По-всякому вели себя «языки», точнее, фрицы, которые нежданно-негаданно при помощи старшины Титова становились «языками». Но не попадались ему такие, чтобы плакали. Видать, для этого немца попасть в плен — дело совершенно невозможное.
И старшина Титов, сделав зверское лицо, поднес к немецкому носу свой небольшой, но словно отлитый из серого чугуна кулак.
— Во! Понял? Ферштее? Враз мозги вправлю, сука немецкая! — прорычал он.
Немец испуганно заморгал глазами, отряхивая с ресниц крупные мутноватые слезы.
Впрочем, все еще шел дождь. И довольно сильный. Догорела последняя ракета, а новых ни наши, ни немцы не пускали, продолжая вести огонь по вспышкам выстрелов противной стороны.
Ну, что наши ракеты не пускают, так тут все ясно: у нас их почти что и нет. Считается, что они вообще ни к чему, потому что русский солдат и без ракет все должен видеть, тем более что и немецких достаточно. А вот что немцы перестали светить — подозрительно. Не иначе как что-то задумали, фашисты проклятые. Ждать, когда их задумки прояснятся, не имело смысла. И старшина, подхватив немца под руку, выбрался с ним из воронки и пополз к следующему лазу в колючей проволоке.
Еще десяток метров — остановка в воронке. И еще рывок, и снова остановка. Тяжелый фриц-то, чтоб ему! Да и земля мокрая, раскисшая, ноги осклизаются, не находя во что упереться.
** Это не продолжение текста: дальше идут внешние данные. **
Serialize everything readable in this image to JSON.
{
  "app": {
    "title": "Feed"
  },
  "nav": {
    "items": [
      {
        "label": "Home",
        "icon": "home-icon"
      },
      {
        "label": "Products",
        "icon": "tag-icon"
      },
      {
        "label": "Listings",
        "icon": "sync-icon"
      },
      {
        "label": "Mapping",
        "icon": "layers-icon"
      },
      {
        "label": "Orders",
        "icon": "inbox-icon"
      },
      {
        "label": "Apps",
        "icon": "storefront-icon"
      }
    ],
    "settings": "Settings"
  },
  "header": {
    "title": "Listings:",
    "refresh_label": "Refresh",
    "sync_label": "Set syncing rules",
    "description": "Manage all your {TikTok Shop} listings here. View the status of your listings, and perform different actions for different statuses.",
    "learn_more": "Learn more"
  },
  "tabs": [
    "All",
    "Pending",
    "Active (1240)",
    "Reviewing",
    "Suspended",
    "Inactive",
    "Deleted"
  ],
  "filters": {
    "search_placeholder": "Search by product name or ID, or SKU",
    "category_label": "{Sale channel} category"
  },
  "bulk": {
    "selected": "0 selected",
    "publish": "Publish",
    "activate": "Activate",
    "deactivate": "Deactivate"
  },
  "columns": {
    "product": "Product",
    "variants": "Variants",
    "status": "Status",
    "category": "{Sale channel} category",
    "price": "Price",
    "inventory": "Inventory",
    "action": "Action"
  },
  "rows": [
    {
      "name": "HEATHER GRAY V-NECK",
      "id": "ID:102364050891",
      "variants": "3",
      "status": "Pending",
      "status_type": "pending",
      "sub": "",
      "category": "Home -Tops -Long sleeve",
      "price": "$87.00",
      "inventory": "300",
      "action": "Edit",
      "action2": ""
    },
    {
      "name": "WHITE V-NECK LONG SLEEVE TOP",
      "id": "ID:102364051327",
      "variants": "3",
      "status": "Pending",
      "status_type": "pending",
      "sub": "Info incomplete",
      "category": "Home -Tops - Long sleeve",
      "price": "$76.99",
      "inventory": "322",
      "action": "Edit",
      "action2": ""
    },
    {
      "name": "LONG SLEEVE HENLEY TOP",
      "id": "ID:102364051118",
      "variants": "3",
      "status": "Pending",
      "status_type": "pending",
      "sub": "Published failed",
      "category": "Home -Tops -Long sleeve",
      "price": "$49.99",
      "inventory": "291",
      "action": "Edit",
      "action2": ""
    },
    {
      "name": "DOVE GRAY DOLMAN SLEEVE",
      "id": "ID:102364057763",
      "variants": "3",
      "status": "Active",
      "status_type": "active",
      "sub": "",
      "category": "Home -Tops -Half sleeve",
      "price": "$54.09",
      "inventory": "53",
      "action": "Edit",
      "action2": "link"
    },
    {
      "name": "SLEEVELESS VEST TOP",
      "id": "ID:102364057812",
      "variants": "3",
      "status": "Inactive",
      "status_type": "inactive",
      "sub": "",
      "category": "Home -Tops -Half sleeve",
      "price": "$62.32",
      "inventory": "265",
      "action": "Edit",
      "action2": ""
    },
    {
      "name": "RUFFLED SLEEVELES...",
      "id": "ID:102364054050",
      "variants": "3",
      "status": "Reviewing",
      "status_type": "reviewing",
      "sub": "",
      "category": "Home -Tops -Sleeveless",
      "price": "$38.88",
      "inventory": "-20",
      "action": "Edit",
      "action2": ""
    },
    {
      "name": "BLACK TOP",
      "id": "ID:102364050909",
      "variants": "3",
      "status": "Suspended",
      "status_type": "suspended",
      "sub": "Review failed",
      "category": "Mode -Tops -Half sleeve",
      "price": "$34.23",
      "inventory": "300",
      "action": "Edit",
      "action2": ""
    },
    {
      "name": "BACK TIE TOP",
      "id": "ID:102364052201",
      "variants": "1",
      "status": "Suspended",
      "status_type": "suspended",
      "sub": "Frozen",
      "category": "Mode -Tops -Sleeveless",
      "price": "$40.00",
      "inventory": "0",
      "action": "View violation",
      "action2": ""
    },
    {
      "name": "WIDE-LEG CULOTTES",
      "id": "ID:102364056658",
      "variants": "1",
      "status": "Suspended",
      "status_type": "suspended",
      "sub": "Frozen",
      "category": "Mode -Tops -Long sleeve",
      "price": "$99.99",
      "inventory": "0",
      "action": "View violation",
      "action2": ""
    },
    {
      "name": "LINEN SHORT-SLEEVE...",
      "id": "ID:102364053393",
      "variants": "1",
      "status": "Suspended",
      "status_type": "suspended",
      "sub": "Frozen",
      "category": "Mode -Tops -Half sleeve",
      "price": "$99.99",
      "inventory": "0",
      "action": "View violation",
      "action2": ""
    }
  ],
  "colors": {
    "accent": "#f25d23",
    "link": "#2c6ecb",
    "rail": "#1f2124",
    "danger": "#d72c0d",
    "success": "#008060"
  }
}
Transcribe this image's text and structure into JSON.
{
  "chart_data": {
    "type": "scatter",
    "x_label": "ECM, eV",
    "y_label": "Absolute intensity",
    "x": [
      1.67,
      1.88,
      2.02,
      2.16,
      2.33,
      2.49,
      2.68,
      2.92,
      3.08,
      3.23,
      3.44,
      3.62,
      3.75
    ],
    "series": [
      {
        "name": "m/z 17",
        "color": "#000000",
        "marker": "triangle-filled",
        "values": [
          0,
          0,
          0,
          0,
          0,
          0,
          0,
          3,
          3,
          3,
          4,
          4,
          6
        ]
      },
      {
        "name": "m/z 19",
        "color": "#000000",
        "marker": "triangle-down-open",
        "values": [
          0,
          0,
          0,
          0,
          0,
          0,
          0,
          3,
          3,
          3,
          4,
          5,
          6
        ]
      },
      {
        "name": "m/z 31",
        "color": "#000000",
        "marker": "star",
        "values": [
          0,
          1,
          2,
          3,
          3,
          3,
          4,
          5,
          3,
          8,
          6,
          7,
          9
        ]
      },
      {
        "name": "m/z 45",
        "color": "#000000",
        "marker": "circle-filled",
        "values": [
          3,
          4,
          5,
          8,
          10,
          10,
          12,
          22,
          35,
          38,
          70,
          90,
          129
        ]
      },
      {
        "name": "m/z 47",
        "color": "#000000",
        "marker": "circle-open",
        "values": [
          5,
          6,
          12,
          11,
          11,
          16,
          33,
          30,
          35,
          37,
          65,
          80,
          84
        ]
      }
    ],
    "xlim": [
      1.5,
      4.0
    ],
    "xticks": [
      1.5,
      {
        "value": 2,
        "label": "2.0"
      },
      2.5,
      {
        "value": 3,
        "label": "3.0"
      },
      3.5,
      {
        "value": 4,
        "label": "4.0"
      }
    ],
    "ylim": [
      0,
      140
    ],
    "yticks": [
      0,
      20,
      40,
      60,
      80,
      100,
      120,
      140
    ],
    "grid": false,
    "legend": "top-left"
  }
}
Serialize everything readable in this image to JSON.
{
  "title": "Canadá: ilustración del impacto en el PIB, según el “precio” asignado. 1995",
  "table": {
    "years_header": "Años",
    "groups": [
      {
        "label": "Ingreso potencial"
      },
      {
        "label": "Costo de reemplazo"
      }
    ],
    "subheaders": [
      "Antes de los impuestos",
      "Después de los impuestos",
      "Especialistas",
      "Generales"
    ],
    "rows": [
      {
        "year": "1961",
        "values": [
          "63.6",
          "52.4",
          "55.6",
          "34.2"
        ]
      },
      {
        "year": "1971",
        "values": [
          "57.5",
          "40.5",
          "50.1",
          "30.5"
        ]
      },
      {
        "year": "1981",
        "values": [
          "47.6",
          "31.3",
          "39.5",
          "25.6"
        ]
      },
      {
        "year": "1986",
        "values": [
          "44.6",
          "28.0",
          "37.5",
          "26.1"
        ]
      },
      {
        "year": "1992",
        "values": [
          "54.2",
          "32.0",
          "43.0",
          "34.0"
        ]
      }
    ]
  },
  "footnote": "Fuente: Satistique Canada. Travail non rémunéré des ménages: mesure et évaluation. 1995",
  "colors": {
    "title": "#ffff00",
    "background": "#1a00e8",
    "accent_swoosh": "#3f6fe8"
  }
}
И тут что-то подсказало старшине, что его пленник — не совсем обычный немец, и вести себя он тоже будет необычно — станет делать все, что ему прикажут. Титов быстренько обшарил немца, но не нашел при нем никакого оружия — надо же, дурак какой! — после чего перерезал веревки на ногах и руках и выдернул кляп.
Физически пленник значительно слабее старшины, но не это главное: надо побыстрее выбираться к своим, а то, не ровен час, настигнут фрицы у колючей проволоки — один-то не очень навоюешься. Грузина же, видать, убило или ранило: всего разок высунулся он из воронки, еще когда старшина только выбирался из немецкого окопа, и с тех пор не подает признаков жизни. А если его не убило, а ранило, тем более: двоих не утащишь, так что немцу придется двигаться самому. Другого выхода нет.
* * *
Немец понял свое освобождение от пут как желание русского отпустить его восвояси. Он что-то залопотал по-своему, показывая пальцем в сторону своих окопов, и даже одобрительно похлопал старшину по руке. Старшина только и разобрал, что немец хочет «цурюк». Тогда он снова поднес к его носу кулак:
— Вот тебе цурюк! Ферштее?
— Я! Я! Ферштее, ферштее! — поспешно согласился немец.
— Ну то-то же. — И старшина для большей убедительности вынул из ножен за плечом кинжал и покачал им перед глазами пленного.